Şair, gazeteci (D. 26 Ocak 1972, Şanlıurfa – Ö. 16 Şubat 2009). Tam adı Mehmet Sait Yakut’tur. Boğaziçi Üniversitesi Türk Dili ve Edebiyatı Bölümü ile İstanbul Üniversitesi Hukuk Fakültesindeki yükseköğrenimini tamamlamadı. 1990’dan itibaren Ankara ve İstanbul’daki çeşitli medya ve reklamcılık kuruluşlarında çalıştı.

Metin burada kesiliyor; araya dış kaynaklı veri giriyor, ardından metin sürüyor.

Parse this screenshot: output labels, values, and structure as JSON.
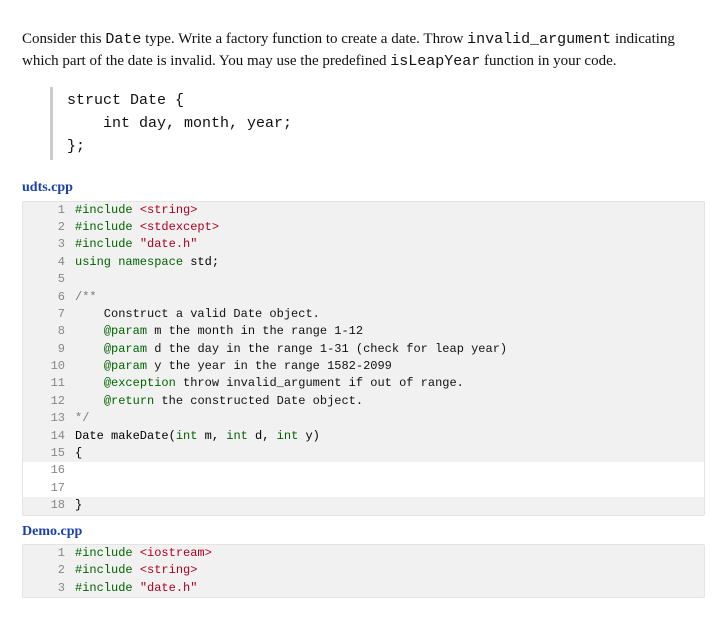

Ankara’da çıkan Yeni Dosya dergisinde genel
yayın yönetmenliği, Marmara Radyo ve bir petrol şirketinde yöneticilik, bir
ajansta program danışmanlığı yaptı. Türkiye Yazarlar Birliği ve Mazlum Der
üyesiydi. 16 Şubat 2009 günü bir trafik kazası sonucu vefat etti. Genç yaşta
ölümü edebiyat çevrelerinde büyük üzüntüye sebep oldu.
Yazıları Radikal, Milliyet, Yeni Şafak, Pazar Postası, Birikim,
Yeni Türkiye, Yeni Dosya, Siyasetname, Cumhuriyet Kitap dergi ve
gazetelerinde; şiirleri Yedi İklim, Ludingirra, Kırağı, Çerağ, Dergâh,
Sanat, E Edebiyat dergilerinde yayımlandı. Dönmeyenlerin Aşkı (1989)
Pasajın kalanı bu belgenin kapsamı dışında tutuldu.